Prep 15 mins
Cook 30 mins
We made this tonight for dinner and loved it so I thought I'd share. Easy, simple and delicious. I also think it could become like a "mother" or base recipe & to it you could add smoked chicken, tuna, other legumes, even different salad or vegetables. Source: Good Taste, December 2007
- 250 g dried brown lentils, rinsed (2x400g cans rinsed and drained)
- 2 teaspoons olive oil
- 1 brown onion, finely chopped
- 2 garlic cloves, crushed
- 2 teaspoons gingerroot, finely grated
- 2 teaspoons garam masala
- 1 tablespoon fresh lime juice (we subbed lemon)
- 200 g green beans, topped
- 250 g cherry tomatoes, quartered
- 4 celery ribs, ends trimmed and cut into matchsticks
- 1 ear of corn, cooked, kernels removed (our addition)
- coriander leaves, garnish
- yoghurt, to serve
- Cook lentils about 25mins until tender or drain cans and rinse thoroughly.
- Cook onion until tender then add garlic and ginger. Cook for a couple of minutes then add garam masala and cook 1-2mins until aromatic.
- Add onion mixture and lime juice to lentils and mix thoroughly. Leave to cool slightly.
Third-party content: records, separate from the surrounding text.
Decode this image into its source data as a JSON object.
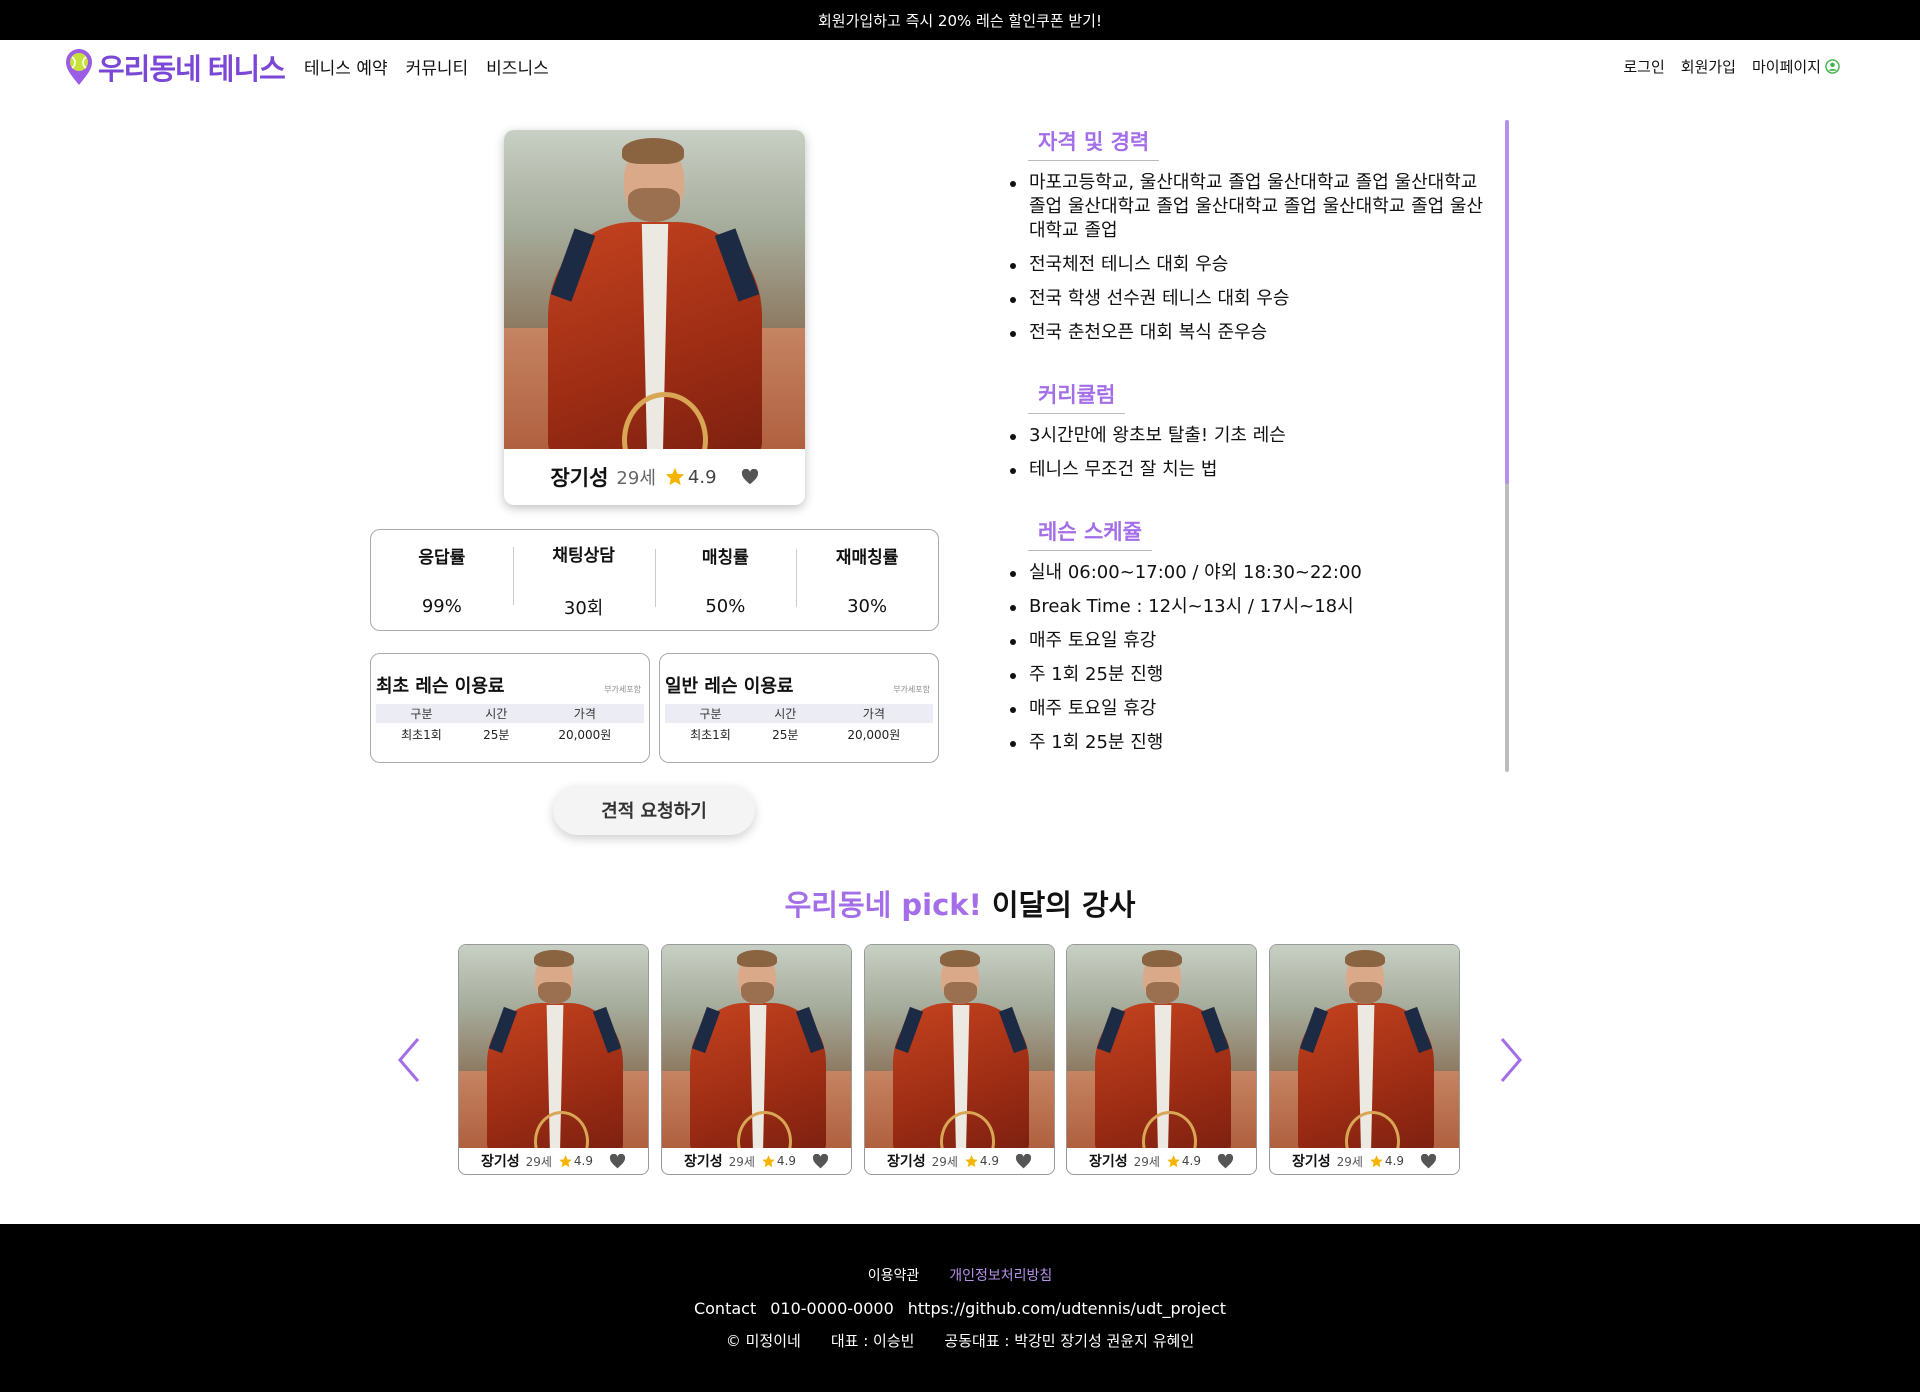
{
  "promo_banner": "회원가입하고 즉시 20% 레슨 할인쿠폰 받기!",
  "header": {
    "logo_text": "우리동네 테니스",
    "nav": [
      "테니스 예약",
      "커뮤니티",
      "비즈니스"
    ],
    "login": "로그인",
    "signup": "회원가입",
    "mypage": "마이페이지"
  },
  "colors": {
    "accent": "#a36ee8",
    "logo": "#7a47d6",
    "star": "#f5b400",
    "user_icon": "#3fb24a"
  },
  "instructor": {
    "name": "장기성",
    "age": "29세",
    "rating": "4.9"
  },
  "stats": [
    {
      "label": "응답률",
      "value": "99%"
    },
    {
      "label": "채팅상담",
      "value": "30회"
    },
    {
      "label": "매칭률",
      "value": "50%"
    },
    {
      "label": "재매칭률",
      "value": "30%"
    }
  ],
  "price_boxes": [
    {
      "title": "최초 레슨 이용료",
      "vat": "부가세포함",
      "headers": [
        "구분",
        "시간",
        "가격"
      ],
      "row": [
        "최초1회",
        "25분",
        "20,000원"
      ]
    },
    {
      "title": "일반 레슨 이용료",
      "vat": "부가세포함",
      "headers": [
        "구분",
        "시간",
        "가격"
      ],
      "row": [
        "최초1회",
        "25분",
        "20,000원"
      ]
    }
  ],
  "quote_button": "견적 요청하기",
  "sections": [
    {
      "title": "자격 및 경력",
      "items": [
        "마포고등학교, 울산대학교 졸업 울산대학교 졸업 울산대학교 졸업 울산대학교 졸업 울산대학교 졸업 울산대학교 졸업 울산대학교 졸업",
        "전국체전 테니스 대회 우승",
        "전국 학생 선수권 테니스 대회 우승",
        "전국 춘천오픈 대회 복식 준우승"
      ]
    },
    {
      "title": "커리큘럼",
      "items": [
        "3시간만에 왕초보 탈출! 기초 레슨",
        "테니스 무조건 잘 치는 법"
      ]
    },
    {
      "title": "레슨 스케쥴",
      "items": [
        "실내 06:00~17:00 / 야외 18:30~22:00",
        "Break Time : 12시~13시 / 17시~18시",
        "매주 토요일 휴강",
        "주 1회 25분 진행",
        "매주 토요일 휴강",
        "주 1회 25분 진행"
      ]
    }
  ],
  "pick": {
    "title_accent": "우리동네 pick!",
    "title_rest": " 이달의 강사",
    "cards": [
      {
        "name": "장기성",
        "age": "29세",
        "rating": "4.9"
      },
      {
        "name": "장기성",
        "age": "29세",
        "rating": "4.9"
      },
      {
        "name": "장기성",
        "age": "29세",
        "rating": "4.9"
      },
      {
        "name": "장기성",
        "age": "29세",
        "rating": "4.9"
      },
      {
        "name": "장기성",
        "age": "29세",
        "rating": "4.9"
      }
    ]
  },
  "footer": {
    "terms": "이용약관",
    "privacy": "개인정보처리방침",
    "contact_label": "Contact",
    "phone": "010-0000-0000",
    "github": "https://github.com/udtennis/udt_project",
    "copyright": "© 미정이네",
    "ceo": "대표 : 이승빈",
    "co_ceo": "공동대표 : 박강민 장기성 권윤지 유혜인"
  }
}
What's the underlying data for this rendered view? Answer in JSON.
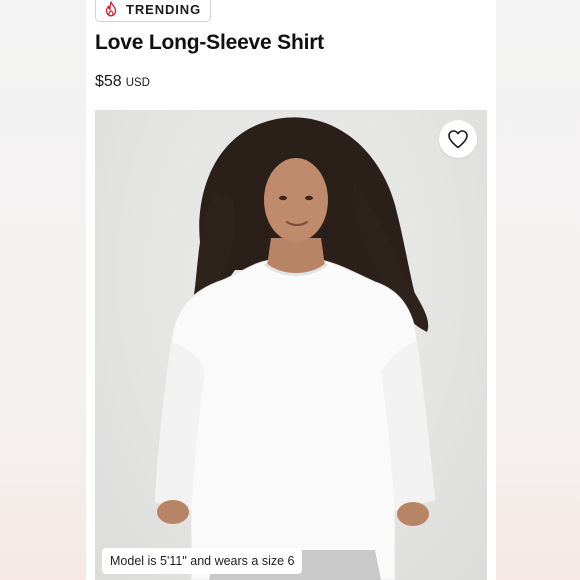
{
  "badge": {
    "label": "TRENDING",
    "icon": "flame-icon",
    "icon_color": "#d2293b"
  },
  "product": {
    "title": "Love Long-Sleeve Shirt",
    "price": "$58",
    "currency": "USD"
  },
  "image": {
    "caption": "Model is 5'11\" and wears a size 6",
    "favorite_icon": "heart-outline-icon"
  }
}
- Cook green beans until crisp tender then refresh in cold water and drain.
- Add corn kernels, green beans, tomatoes & celery to lentil mixture and stir gently to combine.
- Season with cracked black pepper and serve garnished with coriander and a dollop of yoghurt (we didn't miss the coriander or yoghurt but the pepper is a must).
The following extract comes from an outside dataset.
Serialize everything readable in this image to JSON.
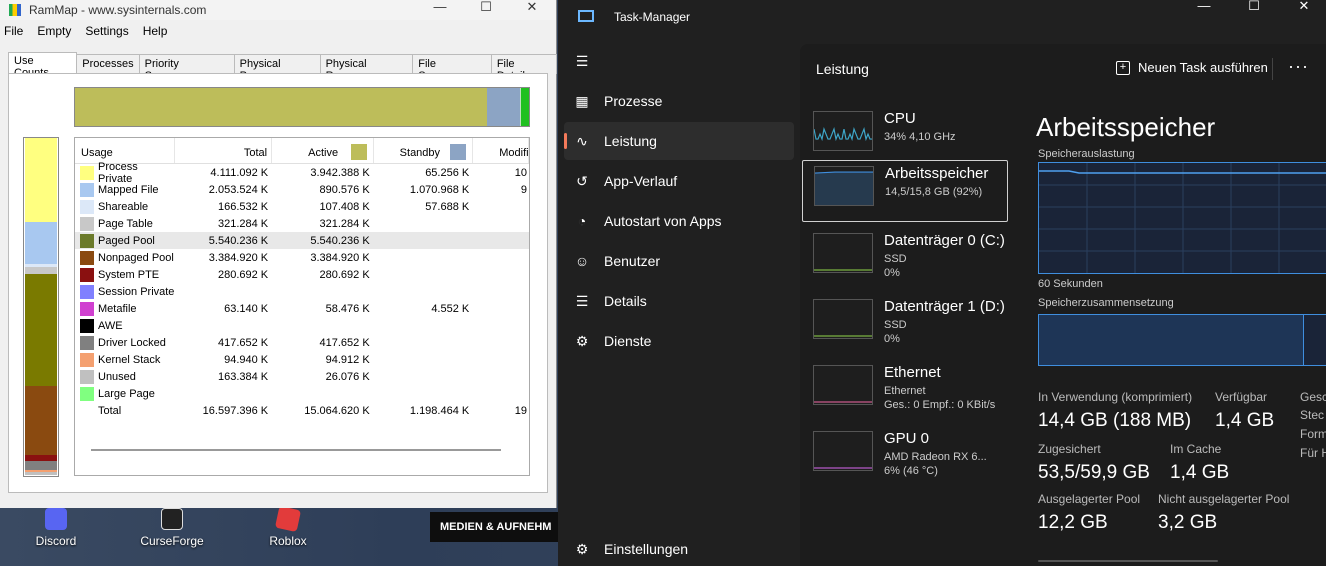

I have been so unlucky with recipes lately that I had grown rather defeated - but this salad is substantial, refreshing, and really healthy. the garam marsala and ginger give it a subtle heat. I highly endorse...but cut your green beans to bite size pieces. mine were awkwardly long.
Made a half batch of this delicious salad, using one tin of brown lentils and the full amount of green beans. The garam masala adds a wonderful tang that is perfectly countered by the yoghurt. Yummo!